De waterstofauto is niet meteen nieuw. Reeds 20 jaar geleden deden Mercedes en GM (via Opel) hiernaar onderzoek en lieten respectievelijk een B Klasse en een Zafira op deze technologie functioneren. Toen namen de noodzakelijke systemen zowat de hele achterpartij van deze monovolumes in beslag, maar alles werkte, het moest alleen verder “geminiaturiseerd” worden. Er werd intussen meermaals overwogen om waterstof in auto’s te gebruiken. BMW en Mazda vervingen bijvoorbeeld de benzine door waterstof in klassieke motoren, die uiteraard enige aanpassingen ondergingen. Maar dat bleek toen niet de te volgen weg voor Mercedes en Opel, of nu voor Toyota en Hyundai.
Brandstofcel
De kenners mogen de volgende passage overslaan, de anderen kunnen nog iets bijleren. Bij Toyota, Hyundai of Honda wordt de waterstof gebruikt in een brandstofcel. Weet dat elektrolyse tot doel heeft waterstof en zuurstof te scheiden door een elektrische stroom door water te sturen. Een brandstofcel doet net het omgekeerde: door een chemische reactie wordt de zuurstof uit de lucht gebonden aan de waterstof uit de tank in de auto, waardoor er elektriciteit ontstaat en er verder enkele waterdamp uit de uitlaat komt. Kortom, een waterstofauto is eigenlijk een elektrisch voertuig dat zijn eigen stroom produceert.

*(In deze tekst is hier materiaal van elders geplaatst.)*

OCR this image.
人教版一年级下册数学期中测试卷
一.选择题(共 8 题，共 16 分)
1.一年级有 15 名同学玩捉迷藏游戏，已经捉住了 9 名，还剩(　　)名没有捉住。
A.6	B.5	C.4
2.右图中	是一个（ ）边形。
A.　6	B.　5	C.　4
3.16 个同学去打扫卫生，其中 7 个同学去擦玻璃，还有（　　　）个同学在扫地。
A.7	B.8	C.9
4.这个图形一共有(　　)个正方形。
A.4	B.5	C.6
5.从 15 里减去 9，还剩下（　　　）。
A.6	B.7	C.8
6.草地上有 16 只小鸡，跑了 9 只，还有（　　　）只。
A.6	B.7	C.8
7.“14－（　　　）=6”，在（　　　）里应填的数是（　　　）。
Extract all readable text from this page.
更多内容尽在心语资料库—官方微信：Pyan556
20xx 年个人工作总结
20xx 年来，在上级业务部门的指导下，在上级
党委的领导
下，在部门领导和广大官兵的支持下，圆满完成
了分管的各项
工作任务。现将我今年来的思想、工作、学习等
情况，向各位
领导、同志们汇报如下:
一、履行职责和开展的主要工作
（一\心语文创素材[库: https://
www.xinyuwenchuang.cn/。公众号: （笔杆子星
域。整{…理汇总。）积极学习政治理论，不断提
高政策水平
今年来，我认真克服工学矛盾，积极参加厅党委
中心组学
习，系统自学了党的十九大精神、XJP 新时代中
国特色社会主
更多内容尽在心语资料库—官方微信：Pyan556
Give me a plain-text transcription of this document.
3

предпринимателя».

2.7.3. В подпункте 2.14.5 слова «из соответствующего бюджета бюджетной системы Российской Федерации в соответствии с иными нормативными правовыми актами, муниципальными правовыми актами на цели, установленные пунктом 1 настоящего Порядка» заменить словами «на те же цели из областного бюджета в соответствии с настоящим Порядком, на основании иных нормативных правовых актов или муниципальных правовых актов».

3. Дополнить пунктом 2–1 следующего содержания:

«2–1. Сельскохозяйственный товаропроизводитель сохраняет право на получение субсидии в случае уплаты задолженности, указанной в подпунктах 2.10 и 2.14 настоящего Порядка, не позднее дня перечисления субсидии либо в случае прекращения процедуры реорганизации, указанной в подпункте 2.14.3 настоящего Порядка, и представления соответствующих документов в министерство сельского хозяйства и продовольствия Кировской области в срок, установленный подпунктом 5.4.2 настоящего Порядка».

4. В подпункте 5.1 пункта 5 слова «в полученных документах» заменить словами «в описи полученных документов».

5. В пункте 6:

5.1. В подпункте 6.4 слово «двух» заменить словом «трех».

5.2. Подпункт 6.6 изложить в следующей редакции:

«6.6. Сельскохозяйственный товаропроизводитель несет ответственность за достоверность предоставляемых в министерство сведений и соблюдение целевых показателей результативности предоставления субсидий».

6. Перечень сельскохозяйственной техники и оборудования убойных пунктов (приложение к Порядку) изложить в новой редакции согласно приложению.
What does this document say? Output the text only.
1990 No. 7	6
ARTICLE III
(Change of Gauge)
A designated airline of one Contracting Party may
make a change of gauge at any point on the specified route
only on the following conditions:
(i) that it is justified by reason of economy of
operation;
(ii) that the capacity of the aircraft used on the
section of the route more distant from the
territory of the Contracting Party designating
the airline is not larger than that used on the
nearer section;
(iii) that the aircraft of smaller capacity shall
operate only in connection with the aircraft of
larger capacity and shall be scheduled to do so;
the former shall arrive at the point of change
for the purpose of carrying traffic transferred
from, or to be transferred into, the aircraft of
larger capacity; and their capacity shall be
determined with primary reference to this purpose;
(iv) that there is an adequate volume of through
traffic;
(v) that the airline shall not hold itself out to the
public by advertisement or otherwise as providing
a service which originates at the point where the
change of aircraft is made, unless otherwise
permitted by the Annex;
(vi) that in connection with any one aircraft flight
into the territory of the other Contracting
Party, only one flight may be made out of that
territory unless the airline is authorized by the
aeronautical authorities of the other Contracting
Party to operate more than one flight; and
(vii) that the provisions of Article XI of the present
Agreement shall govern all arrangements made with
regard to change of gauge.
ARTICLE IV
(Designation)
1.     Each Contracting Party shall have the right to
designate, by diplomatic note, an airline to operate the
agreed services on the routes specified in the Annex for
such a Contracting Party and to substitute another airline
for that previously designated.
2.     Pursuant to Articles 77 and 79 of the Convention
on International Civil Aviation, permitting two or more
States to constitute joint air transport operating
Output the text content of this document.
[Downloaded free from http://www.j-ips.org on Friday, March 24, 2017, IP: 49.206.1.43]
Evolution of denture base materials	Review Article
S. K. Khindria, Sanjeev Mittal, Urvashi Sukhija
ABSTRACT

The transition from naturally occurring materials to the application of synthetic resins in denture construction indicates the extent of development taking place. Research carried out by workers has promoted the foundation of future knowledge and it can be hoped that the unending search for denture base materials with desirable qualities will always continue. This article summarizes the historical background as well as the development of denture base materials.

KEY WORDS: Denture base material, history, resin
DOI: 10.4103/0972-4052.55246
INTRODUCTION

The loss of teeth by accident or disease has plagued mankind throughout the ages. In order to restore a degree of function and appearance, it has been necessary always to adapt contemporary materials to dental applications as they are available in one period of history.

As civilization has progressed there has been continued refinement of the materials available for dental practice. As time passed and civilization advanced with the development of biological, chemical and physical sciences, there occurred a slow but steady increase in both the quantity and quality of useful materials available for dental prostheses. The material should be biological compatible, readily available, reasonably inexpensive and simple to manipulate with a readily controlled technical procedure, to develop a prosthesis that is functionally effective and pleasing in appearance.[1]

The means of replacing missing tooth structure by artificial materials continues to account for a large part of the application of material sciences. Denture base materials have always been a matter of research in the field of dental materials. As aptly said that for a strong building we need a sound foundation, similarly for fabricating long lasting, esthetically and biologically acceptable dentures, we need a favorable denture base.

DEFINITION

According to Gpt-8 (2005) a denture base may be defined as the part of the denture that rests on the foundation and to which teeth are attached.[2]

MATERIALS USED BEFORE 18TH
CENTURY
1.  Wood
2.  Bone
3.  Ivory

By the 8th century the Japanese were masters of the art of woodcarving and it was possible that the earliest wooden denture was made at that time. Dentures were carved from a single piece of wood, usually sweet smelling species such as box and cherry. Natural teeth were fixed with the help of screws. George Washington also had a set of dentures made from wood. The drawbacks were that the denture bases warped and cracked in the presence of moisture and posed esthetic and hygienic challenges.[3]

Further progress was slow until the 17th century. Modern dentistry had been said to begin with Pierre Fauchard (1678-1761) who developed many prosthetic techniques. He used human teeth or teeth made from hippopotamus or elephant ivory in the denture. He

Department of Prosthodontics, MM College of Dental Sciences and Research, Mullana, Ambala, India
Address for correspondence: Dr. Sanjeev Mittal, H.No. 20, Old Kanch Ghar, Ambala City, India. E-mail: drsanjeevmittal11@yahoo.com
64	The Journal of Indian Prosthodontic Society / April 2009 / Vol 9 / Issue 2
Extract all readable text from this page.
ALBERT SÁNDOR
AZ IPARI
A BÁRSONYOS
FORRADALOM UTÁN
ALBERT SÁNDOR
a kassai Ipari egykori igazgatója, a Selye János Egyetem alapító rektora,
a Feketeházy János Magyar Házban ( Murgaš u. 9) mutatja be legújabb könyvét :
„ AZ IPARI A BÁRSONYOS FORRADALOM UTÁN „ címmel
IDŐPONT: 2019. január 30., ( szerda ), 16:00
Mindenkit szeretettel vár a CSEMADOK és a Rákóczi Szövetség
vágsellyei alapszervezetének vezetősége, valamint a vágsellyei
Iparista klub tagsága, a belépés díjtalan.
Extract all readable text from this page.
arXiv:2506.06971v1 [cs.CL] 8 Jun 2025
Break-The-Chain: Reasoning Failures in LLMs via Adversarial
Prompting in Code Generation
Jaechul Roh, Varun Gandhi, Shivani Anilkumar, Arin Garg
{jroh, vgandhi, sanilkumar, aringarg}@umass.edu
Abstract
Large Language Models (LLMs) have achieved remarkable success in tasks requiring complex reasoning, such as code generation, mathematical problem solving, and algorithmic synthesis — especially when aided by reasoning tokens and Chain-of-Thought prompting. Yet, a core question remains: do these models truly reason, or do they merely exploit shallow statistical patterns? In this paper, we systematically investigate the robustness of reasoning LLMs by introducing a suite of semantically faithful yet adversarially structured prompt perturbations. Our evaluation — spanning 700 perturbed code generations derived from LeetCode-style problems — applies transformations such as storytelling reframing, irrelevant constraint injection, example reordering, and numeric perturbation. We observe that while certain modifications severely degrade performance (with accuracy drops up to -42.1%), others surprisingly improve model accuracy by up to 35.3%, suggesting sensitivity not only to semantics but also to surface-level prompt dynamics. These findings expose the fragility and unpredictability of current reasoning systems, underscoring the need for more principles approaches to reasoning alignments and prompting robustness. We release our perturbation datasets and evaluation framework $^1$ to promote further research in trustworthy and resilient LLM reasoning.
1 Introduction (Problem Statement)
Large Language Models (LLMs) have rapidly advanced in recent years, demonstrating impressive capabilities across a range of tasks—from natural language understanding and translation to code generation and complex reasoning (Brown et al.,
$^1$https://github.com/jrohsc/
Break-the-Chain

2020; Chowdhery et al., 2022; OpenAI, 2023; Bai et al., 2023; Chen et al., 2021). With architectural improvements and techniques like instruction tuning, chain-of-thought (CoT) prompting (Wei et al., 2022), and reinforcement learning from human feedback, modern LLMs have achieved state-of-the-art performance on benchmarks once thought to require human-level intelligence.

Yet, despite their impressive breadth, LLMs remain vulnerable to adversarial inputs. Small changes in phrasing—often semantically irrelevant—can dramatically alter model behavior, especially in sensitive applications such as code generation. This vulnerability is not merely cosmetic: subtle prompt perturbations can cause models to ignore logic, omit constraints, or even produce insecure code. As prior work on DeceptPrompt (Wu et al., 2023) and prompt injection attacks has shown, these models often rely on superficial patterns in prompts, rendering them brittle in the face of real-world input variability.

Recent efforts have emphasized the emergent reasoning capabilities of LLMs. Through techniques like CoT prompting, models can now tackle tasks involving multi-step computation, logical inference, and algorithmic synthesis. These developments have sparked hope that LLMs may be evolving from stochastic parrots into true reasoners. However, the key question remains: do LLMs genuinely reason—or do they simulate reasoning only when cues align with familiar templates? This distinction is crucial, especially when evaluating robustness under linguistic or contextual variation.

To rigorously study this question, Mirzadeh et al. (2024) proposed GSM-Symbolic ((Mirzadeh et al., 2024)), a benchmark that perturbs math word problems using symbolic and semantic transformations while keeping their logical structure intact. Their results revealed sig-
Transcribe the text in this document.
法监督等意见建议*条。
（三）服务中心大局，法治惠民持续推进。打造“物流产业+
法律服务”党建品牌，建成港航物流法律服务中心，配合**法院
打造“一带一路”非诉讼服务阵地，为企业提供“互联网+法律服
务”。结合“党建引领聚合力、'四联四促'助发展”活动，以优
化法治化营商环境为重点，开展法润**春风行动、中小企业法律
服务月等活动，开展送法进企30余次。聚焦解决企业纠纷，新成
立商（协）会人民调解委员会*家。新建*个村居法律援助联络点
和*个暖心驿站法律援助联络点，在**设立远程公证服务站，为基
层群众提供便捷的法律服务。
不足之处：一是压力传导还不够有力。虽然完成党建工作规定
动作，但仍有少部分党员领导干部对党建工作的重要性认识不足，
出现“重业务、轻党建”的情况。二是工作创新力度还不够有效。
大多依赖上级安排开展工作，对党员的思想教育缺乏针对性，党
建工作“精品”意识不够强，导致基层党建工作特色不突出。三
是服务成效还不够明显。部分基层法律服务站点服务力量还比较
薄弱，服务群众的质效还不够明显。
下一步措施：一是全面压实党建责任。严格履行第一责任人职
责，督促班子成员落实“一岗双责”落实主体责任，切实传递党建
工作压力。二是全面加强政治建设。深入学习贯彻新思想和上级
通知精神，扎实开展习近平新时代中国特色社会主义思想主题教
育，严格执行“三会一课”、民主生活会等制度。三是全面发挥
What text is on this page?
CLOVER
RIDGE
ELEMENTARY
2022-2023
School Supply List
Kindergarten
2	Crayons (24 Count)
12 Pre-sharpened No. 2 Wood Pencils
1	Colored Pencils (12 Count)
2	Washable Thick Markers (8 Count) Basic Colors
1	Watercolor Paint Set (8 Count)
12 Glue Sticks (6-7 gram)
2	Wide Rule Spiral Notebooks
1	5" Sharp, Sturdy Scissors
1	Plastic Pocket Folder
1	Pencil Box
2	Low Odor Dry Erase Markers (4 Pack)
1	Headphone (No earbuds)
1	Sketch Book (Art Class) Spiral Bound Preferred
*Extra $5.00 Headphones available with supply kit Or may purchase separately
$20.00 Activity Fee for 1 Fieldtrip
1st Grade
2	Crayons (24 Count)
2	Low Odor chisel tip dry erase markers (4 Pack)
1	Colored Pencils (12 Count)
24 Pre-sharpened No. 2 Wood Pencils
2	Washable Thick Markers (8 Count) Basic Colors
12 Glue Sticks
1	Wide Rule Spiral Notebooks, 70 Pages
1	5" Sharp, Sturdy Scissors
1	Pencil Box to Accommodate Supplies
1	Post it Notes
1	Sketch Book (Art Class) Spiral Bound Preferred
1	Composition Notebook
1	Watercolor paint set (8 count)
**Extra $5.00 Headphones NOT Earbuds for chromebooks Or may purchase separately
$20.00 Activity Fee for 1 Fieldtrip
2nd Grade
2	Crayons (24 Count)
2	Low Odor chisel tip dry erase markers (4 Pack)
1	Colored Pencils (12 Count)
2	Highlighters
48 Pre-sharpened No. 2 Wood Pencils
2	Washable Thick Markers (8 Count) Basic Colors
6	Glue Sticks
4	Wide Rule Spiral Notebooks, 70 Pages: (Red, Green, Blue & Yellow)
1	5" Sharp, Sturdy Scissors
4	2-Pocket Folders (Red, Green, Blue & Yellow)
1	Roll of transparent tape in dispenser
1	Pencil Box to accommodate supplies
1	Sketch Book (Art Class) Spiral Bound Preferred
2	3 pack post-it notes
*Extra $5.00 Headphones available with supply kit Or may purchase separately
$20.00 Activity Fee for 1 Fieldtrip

Advertentie – lees hieronder verder
Voor- en nadelen
Het belangrijkste voordeel tegenover een elektrisch voertuig is dat de autonomie op waterstof veel groter is. En als de tank leeg is, duurt het slechts 5 minuten om ze weer helemaal te vullen, tegenover verscheidene uren voor een wagen op batterijen. Zijn er nadelen? Jazeker. Vooral het feit dat er nog zeer weinig tankstations voor waterstof zijn, zelfs nog minder dan elektrische laadpunten. In Frankrijk vind je er tussen 20 en 30. In Duitsland zal in 2021 de kaap van 200 stations doorbroken worden. Maar bij ons zijn er slechts 2 op dit moment, al kondigde de Colruyt Groep aan weldra 5 nieuwe tankstations te openen in zijn DATS 24 netwerk, die normaal operationeel zullen zijn tegen juni 2021. Er komt dus schot in de zaak.
Tweede generatie
Vandaag lanceert Toyota de tweede generatie van de Mirai. De eerste dateert van 2016 en was een echte pionier, want nooit voorheen was er een personenwagen met een brandstofcel op de markt. Sindsdien kwam er slechts één vergelijkbare concurrent bij: de SUV Hyundai Nexo, die in 2018 werd gelanceerd. Maar laten we eerlijk zijn, naast het bevoorradingsprobleem door een gebrek aan tankinfrastructuur, had de eerste Mirai nog een serieuze handicap: zijn zeer “bijzondere” look, om het beleefd uit te drukken. Desondanks wist dit model wereldwijd 11.000 kopers te overtuigen, maar toch besefte Toyota dat er voor de definitieve doorbraak van waterstof meer wagens verkocht moesten worden. En daarvoor moest de constructeur zijn product aantrekkelijker maken. Daarom breekt de nieuwe Mirai radicaal met zijn voorganger en neemt nu de trekken aan van een sportieve en stijlvolle berline. Die aanpak komt ook terug in het interieur: de “ruimteschip” look van de eerste Mirai maakte plaats voor een klassiekere en beduidend luxueuzere sfeer. Met uiteraard toptechnologie aan boord, want vind je hier alle mogelijke rijhulpmiddelen en geconnecteerde multimedia uitrusting.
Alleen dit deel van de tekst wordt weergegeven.